Dalam beberapa kasus, pejabat-pejabat Washington mengakui adanya misi-misi yang bersifat khusus untuk menangkap atau membunuh target-target ber-profil tinggi, termasuk juga misi-misi penyelamatan sandera. Namun, misi-misi semacam itu tidak dianggap “pasukan darat” karena mereka bergerak dan berpindah dengan cepat, dan berada di suatu area tertentu dalam waktu yang tidak lama.
Kontemplasi  Kegagalan Sebelumnya
Amerika Serikat telah belajar dari kesalahan strategi di masa lampau dalam kebijakan kontra-terorisme terutama selama dekade pertama pasca 11/9. Kampanye militer tunggal di satu negara tertentu terbukti tidak memberikan dampak keberhasilan permanen dan berjangka panjang. Keberhasilan invasi AS tahun 2001 di Afghanistan dalam menjatuhkan pemerintahan Taliban ternyata merupakan keberhasilan temporer. Lima tahun kemudian, Taliban mulai bangkit dengan kekuatan baru yang lebih segar mengancam rezim boneka di Kabul, sementara al-Qaidah semakin berkembang dan beroperasi di lebih dari 20 negara di dunia. Kampanye militer AS di Iraq juga mendorong munculnya kelompok-kelompok ultra militan semacam ISIS.

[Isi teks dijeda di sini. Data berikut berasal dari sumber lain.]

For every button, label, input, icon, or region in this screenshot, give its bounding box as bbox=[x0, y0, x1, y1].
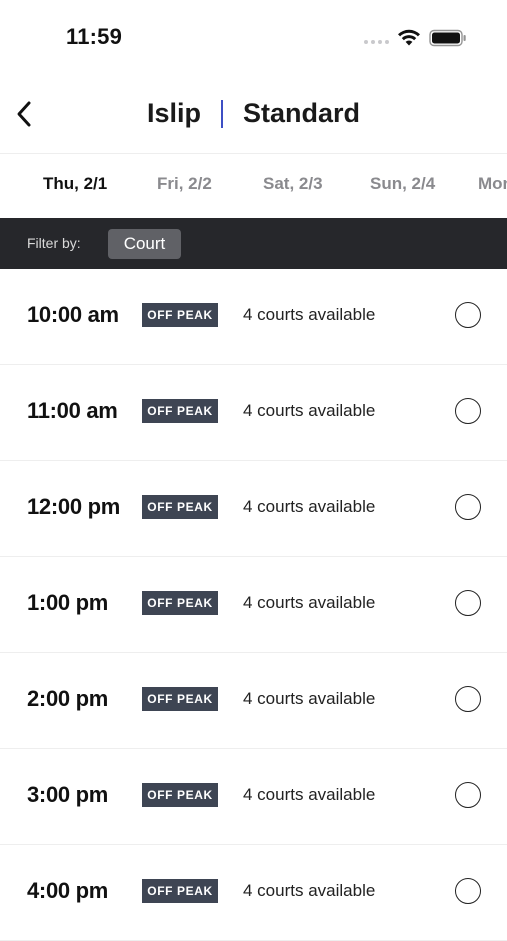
filter-chip-court[interactable]: Court bbox=[108, 229, 181, 259]
time-slot-row[interactable]: 11:00 am OFF PEAK 4 courts available bbox=[0, 365, 507, 461]
date-tab[interactable]: Sun, 2/4 bbox=[370, 174, 435, 194]
slot-time: 4:00 pm bbox=[27, 878, 109, 903]
slot-availability: 4 courts available bbox=[243, 785, 376, 804]
time-slot-row[interactable]: 1:00 pm OFF PEAK 4 courts available bbox=[0, 557, 507, 653]
off-peak-badge: OFF PEAK bbox=[142, 495, 218, 519]
slot-time: 11:00 am bbox=[27, 398, 118, 423]
slot-time: 1:00 pm bbox=[27, 590, 109, 615]
slot-availability: 4 courts available bbox=[243, 881, 376, 900]
signal-dots-icon bbox=[364, 40, 389, 44]
location-name: Islip bbox=[146, 98, 201, 128]
radio-unselected-icon[interactable] bbox=[455, 878, 481, 904]
slot-availability: 4 courts available bbox=[243, 401, 376, 420]
time-slot-row[interactable]: 10:00 am OFF PEAK 4 courts available bbox=[0, 269, 507, 365]
wifi-icon bbox=[398, 29, 420, 46]
radio-unselected-icon[interactable] bbox=[455, 398, 481, 424]
date-tab[interactable]: Fri, 2/2 bbox=[157, 174, 212, 194]
radio-unselected-icon[interactable] bbox=[455, 494, 481, 520]
time-slot-row[interactable]: 12:00 pm OFF PEAK 4 courts available bbox=[0, 461, 507, 557]
status-bar: 11:59 bbox=[0, 0, 507, 78]
off-peak-badge: OFF PEAK bbox=[142, 879, 218, 903]
date-tab[interactable]: Sat, 2/3 bbox=[263, 174, 323, 194]
court-type: Standard bbox=[242, 98, 361, 128]
nav-header: Islip Standard bbox=[0, 78, 507, 154]
slot-time: 12:00 pm bbox=[27, 494, 120, 519]
time-slot-row[interactable]: 3:00 pm OFF PEAK 4 courts available bbox=[0, 749, 507, 845]
off-peak-badge: OFF PEAK bbox=[142, 591, 218, 615]
slot-time: 2:00 pm bbox=[27, 686, 109, 711]
filter-bar: Filter by: Court bbox=[0, 218, 507, 269]
battery-icon bbox=[429, 29, 466, 47]
slot-availability: 4 courts available bbox=[243, 305, 376, 324]
radio-unselected-icon[interactable] bbox=[455, 782, 481, 808]
radio-unselected-icon[interactable] bbox=[455, 302, 481, 328]
date-tab[interactable]: Mon bbox=[478, 174, 507, 194]
slot-availability: 4 courts available bbox=[243, 593, 376, 612]
slot-availability: 4 courts available bbox=[243, 497, 376, 516]
off-peak-badge: OFF PEAK bbox=[142, 399, 218, 423]
radio-unselected-icon[interactable] bbox=[455, 686, 481, 712]
slot-availability: 4 courts available bbox=[243, 689, 376, 708]
off-peak-badge: OFF PEAK bbox=[142, 783, 218, 807]
filter-label: Filter by: bbox=[27, 235, 81, 251]
time-slot-row[interactable]: 4:00 pm OFF PEAK 4 courts available bbox=[0, 845, 507, 941]
off-peak-badge: OFF PEAK bbox=[142, 303, 218, 327]
date-tab-bar: Thu, 2/1 Fri, 2/2 Sat, 2/3 Sun, 2/4 Mon bbox=[0, 154, 507, 218]
date-tab[interactable]: Thu, 2/1 bbox=[43, 174, 107, 194]
status-time: 11:59 bbox=[66, 24, 123, 49]
time-slot-row[interactable]: 2:00 pm OFF PEAK 4 courts available bbox=[0, 653, 507, 749]
page-title: Islip Standard bbox=[0, 98, 507, 129]
off-peak-badge: OFF PEAK bbox=[142, 687, 218, 711]
time-slot-list: 10:00 am OFF PEAK 4 courts available 11:… bbox=[0, 269, 507, 941]
radio-unselected-icon[interactable] bbox=[455, 590, 481, 616]
slot-time: 3:00 pm bbox=[27, 782, 109, 807]
slot-time: 10:00 am bbox=[27, 302, 119, 327]
title-divider bbox=[220, 99, 223, 128]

Bagi AS, aliansi “nyaman” dengan komposisi negara-negara atau entitas tertentu yang relatif tetap, seperti aliansi antara Rusia dengan Iran, Suriah, dan Syiah Hizbullah masih dianggap tidak efektif dan tidak akan memberikan dampak keberhasilan permanen jangka panjang. Demikian juga, pengerahan pasukan atau invasi berskala besar juga bukan solusi yang tepat.
Strategi Baru Kontra Terorisme Amerika
Pasca empat tahun revolusi Arab Spring dan setelah pasukan AS secara resmi ditarik dari Iraq, Amerika juga telah belajar bahwa, “Jika kita (Amerika) tidak melakukan sesuatu, musuh akan menjadi semakin kuat, semakin kaya, dan semakin luas menguasai suatu wilayah”. Pada akhirnya, musuh akan mengancam: kepentingan-kepentingan Amerika, sekutu-sekutu Amerika, dan negara Amerika sendiri.
Dalam strategi baru Pentagon yang terus dikembangkan, untuk mengalahkan “teroris” diperlukan upaya di segala bidang, termasuk kampanye militer yang di-sinkronisasi dengan langkah & upaya-upaya diplomatik, ideologi, dan politik.  Strategi di bidang militer, berfokus pada upaya mengurangi kemampuan musuh untuk melakukan kekerasan di berbagai wilayah dan negara yang menyebar di seluruh dunia. Untuk menghadapi tantangan itu diperlukan kemitraan, bukan ekspedisi militer besar-besaran. Kehadiran militer AS akan diperlukan, tetapi mereka harus memanfaatkan pasukan sekutu lokal di setiap negara.
Diplomasi semantik yang dilakukan Washington dalam menjelaskan keberadaan pasukan militer negaranya  merupakan manifestasi kebijakan AS dalam menghadapi perang generasi terbaru. Tidak dipungkiri, pasukan militer negara superpower ini memiliki kemampuan atrisi (menghancurkan musuh) luar biasa yang masif & berskala besar, termasuk ratusan arsenal senjata nuklir yang tersebar di seluruh dunia. Namun dalam perang yang oleh sebagian pengamat dan akademisi strategi militer dikategorikan sebagai perang generasi IV ini,  sumber daya destruktif tersebut tidak bisa serta merta digunakan begitu saja, melainkan harus tunduk di bawah narasi-narasi yang dibangun dengan merujuk pada strategi yang diterapkan.